Together they co-designed a Community Chest (known in the group as the ‘piggy bank’) through which anyone in the community can apply for funding to deliver creative health activities that meet locally identified needs. With all funding decisions made collectively by local residents, this approach not only serves to build the skills and confidence of individuals, but it also enables the community to generate valuable social and cultural capital of its own.
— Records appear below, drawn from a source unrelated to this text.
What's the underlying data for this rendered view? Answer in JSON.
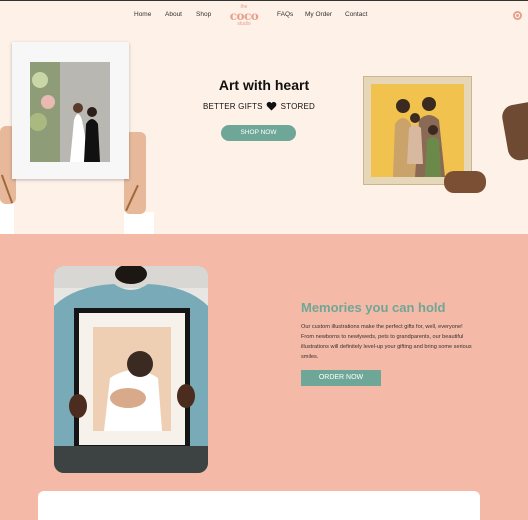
{
  "nav": {
    "items": [
      "Home",
      "About",
      "Shop",
      "FAQs",
      "My Order",
      "Contact"
    ],
    "logo": {
      "line1": "the",
      "line2": "coco",
      "line3": "studio"
    },
    "search_icon": "search-icon"
  },
  "hero": {
    "title": "Art with heart",
    "subtitle_left": "BETTER GIFTS",
    "subtitle_icon": "heart-icon",
    "subtitle_right": "STORED",
    "button": "SHOP NOW"
  },
  "memories": {
    "title": "Memories you can hold",
    "text": "Our custom illustrations make the perfect gifts for, well, everyone! From newborns to newlyweds, pets to grandparents, our beautiful illustrations will definitely level-up your gifting and bring some serious smiles.",
    "button": "ORDER NOW"
  },
  "colors": {
    "accent": "#6ea797",
    "brand": "#e8a08c",
    "hero_bg": "#fdf1e8",
    "section_bg": "#f5b9a7"
  }
}
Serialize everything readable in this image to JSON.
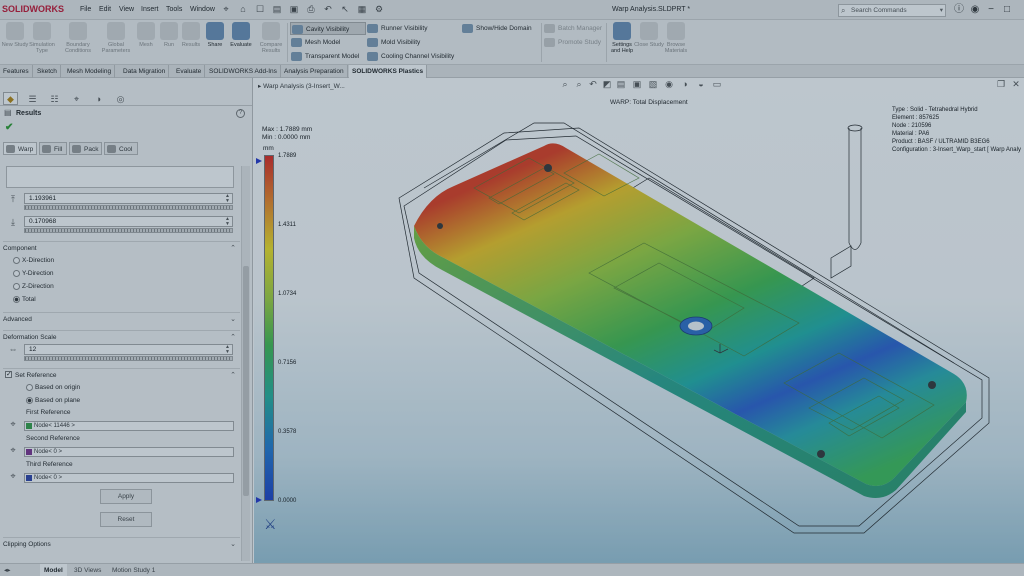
{
  "app": {
    "brand": "SOLIDWORKS",
    "document_title": "Warp Analysis.SLDPRT *"
  },
  "menu": [
    "File",
    "Edit",
    "View",
    "Insert",
    "Tools",
    "Window"
  ],
  "search": {
    "placeholder": "Search Commands"
  },
  "ribbon": {
    "left_buttons": [
      "New Study",
      "Simulation Type",
      "Boundary Conditions",
      "Global Parameters",
      "Mesh",
      "Run",
      "Results"
    ],
    "share": "Share",
    "evaluate": "Evaluate",
    "compare": "Compare Results",
    "col1": [
      "Cavity Visibility",
      "Mesh Model",
      "Transparent Model"
    ],
    "col2": [
      "Runner Visibility",
      "Mold Visibility",
      "Cooling Channel Visibility"
    ],
    "col3": [
      "Show/Hide Domain"
    ],
    "col4": [
      "Batch Manager",
      "Promote Study"
    ],
    "settings_help": "Settings and Help",
    "close_study": "Close Study",
    "browse_materials": "Browse Materials"
  },
  "command_tabs": [
    "Features",
    "Sketch",
    "Mesh Modeling",
    "Data Migration",
    "Evaluate",
    "SOLIDWORKS Add-Ins",
    "Analysis Preparation",
    "SOLIDWORKS Plastics"
  ],
  "panel": {
    "title": "Results",
    "subtabs": [
      "Warp",
      "Fill",
      "Pack",
      "Cool"
    ],
    "value1": "1.193961",
    "value2": "0.170968",
    "component": {
      "title": "Component",
      "options": [
        "X-Direction",
        "Y-Direction",
        "Z-Direction",
        "Total"
      ],
      "selected": "Total"
    },
    "advanced": "Advanced",
    "deformation_scale": {
      "title": "Deformation Scale",
      "value": "12"
    },
    "set_reference": {
      "title": "Set Reference",
      "options": [
        "Based on origin",
        "Based on plane"
      ],
      "selected": "Based on plane",
      "first_label": "First Reference",
      "first_value": "Node< 11446 >",
      "first_color": "#33a044",
      "second_label": "Second Reference",
      "second_value": "Node< 0 >",
      "second_color": "#7b2e8e",
      "third_label": "Third Reference",
      "third_value": "Node< 0 >",
      "third_color": "#2b3fa8"
    },
    "apply": "Apply",
    "reset": "Reset",
    "clipping": "Clipping Options"
  },
  "viewport": {
    "tree_item": "Warp Analysis (3-Insert_W...",
    "plot_title": "WARP: Total Displacement",
    "info": [
      "Type : Solid - Tetrahedral Hybrid",
      "Element : 857625",
      "Node : 210596",
      "Material : PA6",
      "Product : BASF / ULTRAMID B3EG6",
      "Configuration : 3-Insert_Warp_start [ Warp Analy"
    ],
    "max_text": "Max : 1.7889 mm",
    "min_text": "Min : 0.0000 mm",
    "unit": "mm",
    "legend_labels": [
      "1.7889",
      "1.4311",
      "1.0734",
      "0.7156",
      "0.3578",
      "0.0000"
    ],
    "legend_colors": [
      "#e2231a",
      "#f08a1d",
      "#f3e21e",
      "#9fd13a",
      "#3fbb4c",
      "#23b09c",
      "#1f78d1",
      "#1a3fc8"
    ]
  },
  "bottom_tabs": [
    "Model",
    "3D Views",
    "Motion Study 1"
  ]
}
Encouraging curiosity, creativity, and connection

The model upon which these initiatives are based ensures that people from marginalised communities can not only authentically express themselves, but they can also be heard. It is the powerful liberatory potential of this approach that I hope to harness for the benefit of the neurodivergent community through The ZIG/ZAG Project, the establishment of which was inspired by my own experience as a participant in Barnwood’s Creating Change programme.

“Art is necessary in order that we may recognise and change the world.” Ernst Fischer

At the heart of ZIG/ZAG are three principles: curiosity, creativity, and connection. Curiosity, because it is only by exploring new ideas and possibilities that we can discover different perspectives and learn new ways of working; creativity, because supporting people to express themselves authentically requires us to afford them a degree of artistic agency; and connection, because art is as much about seeing as it is about being seen – or as writer Ernst Fischer said: Art is necessary in order that we may recognise and change the world.

These three principles can be applied to any creative health project that seeks to reduce health inequalities by empowering marginalised communities, whether that community already has well-established boundaries, or its social and cultural identity is still evolving. By embedding curiosity, creativity, and connection at the very heart of the design, delivery, and evaluation of our creative health interventions, we can all create a kinder, more equal world.


Liz Bell is a neurodivergent writer and founder of The ZIG/ZAG Project, which encourages curiosity, creativity, and connection around the idea of neurodiversity. By developing collaborative, mutually supportive partnerships with people and organisations from across the non-profit and public sectors in Gloucestershire and beyond, ZIG/ZAG aims to help communities of all kinds to imagine, co-create, and advocate for a more inclusive society.